1 points | Post submitted by jay 803 days ago | 1 comments | viewed 793 times

What is Sant Mat bhakti Movement? How Kabir Panth is related to that? 


  • jay803 days ago | +0 points

    Sant Mat was a spiritual movement on the Indian subcontinent during the 13th–17th centuries CE. The name literally means "teachings of sants", i.e. mystic Hindu saints. Through association and seeking truth by following sants and their teachings, a movement was formed. Theologically, the teachings are distinguished by inward, loving devotion by the individual soul (atma) to the Divine Principal God (Parmatma). Socially, its egalitarianism distinguishes it from the caste system, and from Hindus and Muslims. 

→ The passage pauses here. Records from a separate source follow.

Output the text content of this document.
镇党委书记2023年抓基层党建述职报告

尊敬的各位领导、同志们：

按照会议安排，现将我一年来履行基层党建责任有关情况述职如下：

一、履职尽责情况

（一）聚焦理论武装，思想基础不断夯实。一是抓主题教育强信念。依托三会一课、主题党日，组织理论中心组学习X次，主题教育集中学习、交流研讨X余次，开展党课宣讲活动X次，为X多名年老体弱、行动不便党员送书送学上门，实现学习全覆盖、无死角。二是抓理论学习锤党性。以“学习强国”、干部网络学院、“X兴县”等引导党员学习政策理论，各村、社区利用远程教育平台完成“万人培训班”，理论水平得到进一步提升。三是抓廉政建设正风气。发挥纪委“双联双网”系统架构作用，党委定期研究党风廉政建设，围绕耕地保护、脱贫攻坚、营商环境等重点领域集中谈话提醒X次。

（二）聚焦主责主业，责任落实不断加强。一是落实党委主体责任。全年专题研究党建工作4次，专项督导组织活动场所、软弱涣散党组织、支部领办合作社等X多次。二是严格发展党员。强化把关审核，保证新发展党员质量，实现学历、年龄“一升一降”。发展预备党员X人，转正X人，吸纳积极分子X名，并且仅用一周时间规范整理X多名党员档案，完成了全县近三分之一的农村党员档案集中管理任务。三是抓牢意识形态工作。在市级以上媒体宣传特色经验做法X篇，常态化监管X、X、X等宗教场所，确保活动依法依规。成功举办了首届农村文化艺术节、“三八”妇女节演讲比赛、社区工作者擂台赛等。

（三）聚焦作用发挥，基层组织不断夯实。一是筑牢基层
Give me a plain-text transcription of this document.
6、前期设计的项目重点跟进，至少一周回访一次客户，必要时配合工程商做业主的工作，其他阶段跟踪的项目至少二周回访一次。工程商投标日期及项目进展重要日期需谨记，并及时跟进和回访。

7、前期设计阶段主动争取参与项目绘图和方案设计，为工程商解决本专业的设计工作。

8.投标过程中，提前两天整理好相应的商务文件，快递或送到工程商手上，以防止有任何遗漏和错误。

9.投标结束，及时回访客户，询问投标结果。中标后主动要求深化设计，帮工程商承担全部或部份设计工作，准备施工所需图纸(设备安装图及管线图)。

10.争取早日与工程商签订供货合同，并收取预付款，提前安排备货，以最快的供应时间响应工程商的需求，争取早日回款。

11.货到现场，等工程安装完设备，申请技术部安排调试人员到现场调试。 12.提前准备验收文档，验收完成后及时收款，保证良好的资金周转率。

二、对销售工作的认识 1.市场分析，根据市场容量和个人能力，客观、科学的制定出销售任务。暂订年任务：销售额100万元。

    The expression Sant Mat literally means "Teachings of the Saints" – the "Path of Sants (Saints)", "Path of Truth", "Right or Positive Path". As "point of view of the Sants", the term Sant is pivotal. Derived from the Sanskrit sat (सत) and has overlapping usages (true, real, honest, right). Its root meaning is "one who knows(is) the truth" or "one who has experienced (merged into) Ultimate Reality." The term sant has taken on the general meaning of "a good person" but is properly assigned to the poet-sants of medieval India.

    The first generation of north Indian sants, (which included Kabir and Ravidas), appeared in the region of Benares in the mid–15th century. Preceding them were two notable 13th and 14th century figures, Namdev and Ramananda. The latter, according to Sant Mat tradition, was a Vaishnava ascetic who initiated Kabir, Ravidas, and other sants. Ramanand's story is told differently by his lineage of "Ramanandi" monks, by other sants preceding him, and later by the Sikhs. Sant Mat practitioners accept that Ramananda's students formed the first generation of sants.

    Some of the more notable sants include Namdev (d. 1350), Kabir (d. 1518), Nanak (d. 1539), Mira Bai (d. 1545), Surdas (d. 1573), Dadu Dayal (d. 1603), Tulsidas (d. 1623), and Tukaram (d. 1650). 

    The tradition of the sants (sant parampara) remained non-sectarian, although a number of sant poets have been considered as the founders of sects. Some of these may bear the sant's name, but were developed after them by later followers such as Kabir Panth, Dadu Panth, Dariya Panth, Advait Mat, Science of Spirituality and Radhasoami.